Tutti gesti che scaricheranno a terra l’emozione generata da un distaccamento sociale imposto per decreto legge e che faranno parte sempre di più del nostro pensare e agire.
Distaccamento “sociale”, “emotivo” e, quindi “razionale”.
Abbiamo fatto i conti con le fake news, con concetti come “autorevolezza delle fonti informative” ed il valore della buona informazione.
Abbiamo utilizzato tecnologie digitali nel lavoro e nel tempo libero, ma non restandone succubi o ipnotizzati dal loro fascino subdolo, bensì cercando di dominarle per governare il nostro desiderio di informarci prima di agire, di conoscere per scegliere i comportamenti giusti e corretti, di capire per distinguersi e distinguere.

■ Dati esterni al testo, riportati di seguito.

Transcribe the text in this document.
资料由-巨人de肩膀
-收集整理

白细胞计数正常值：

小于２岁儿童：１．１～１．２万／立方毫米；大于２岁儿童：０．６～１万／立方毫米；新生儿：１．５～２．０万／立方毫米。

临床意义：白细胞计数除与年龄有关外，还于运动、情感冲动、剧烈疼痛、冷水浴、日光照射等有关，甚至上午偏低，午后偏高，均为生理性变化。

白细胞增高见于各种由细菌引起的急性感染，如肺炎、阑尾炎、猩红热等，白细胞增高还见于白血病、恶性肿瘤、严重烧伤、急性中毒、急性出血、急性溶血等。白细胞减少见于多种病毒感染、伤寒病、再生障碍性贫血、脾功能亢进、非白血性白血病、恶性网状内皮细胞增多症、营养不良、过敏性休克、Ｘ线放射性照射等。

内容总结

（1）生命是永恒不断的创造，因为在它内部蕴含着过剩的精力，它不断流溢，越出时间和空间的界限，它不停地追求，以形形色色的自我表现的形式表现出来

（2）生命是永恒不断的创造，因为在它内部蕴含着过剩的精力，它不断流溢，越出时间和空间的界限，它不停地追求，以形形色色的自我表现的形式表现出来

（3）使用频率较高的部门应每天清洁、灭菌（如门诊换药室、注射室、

Abbiamo celebrato la nostra “Brexit” personale da ogni device, smartphone, computer e TV interattiva, un distacco “razionale” che non ci abbandonerà più nel nostro vivere quotidiano, e trasformerà anche il lavoro da smart working a smart thinking.
Per noi individui, professionisti, imprese e semplici cittadini “on e off line”, sopravvissuti al Vecchio Mondo, il “distanziamento” farà davvero la differenza, nel lavoro e nelle piccole e grandi abitudini, sarà un punto di non ritorno a cui è necessario prepararsi fin da subito.
Come?
Privilegiando i contenuti informativi di qualità, considerando un tutt’uno il mondo che circola fisicamente fuori le nostre case e quello immateriale che viaggia sul web, scegliendo come e quando agire solo dopo essersi informati ed aver confrontato obiettivamente e senza pregiudizi le varie opzioni, sia in termini di idee che di prodotti e servizi, rispettando l’altro come portatore d’interessi con le stesse qualità e potenzialità nostre, lavorando sul confronto “a distanza”, senza il timore di restare influenzati e contagiati dalle idee differenti dalle nostre.
Abituarsi, in definitiva, a fare amicizia con il distanziamento razionale, che segue quello sociale ed emotivo, che non sarà più necessario imporre per legge, ma diverrà una Stella Polare per adottare schemi logici totalmente diversi rispetto al passato.
Perché non possiamo più permetterci di guidare a 200 all’ora continuando a guardare nello specchietto retrovisore.
Tamponare violentemente chi ci precede e viaggia più lenti di noi è un lusso che non possiamo più permetterci.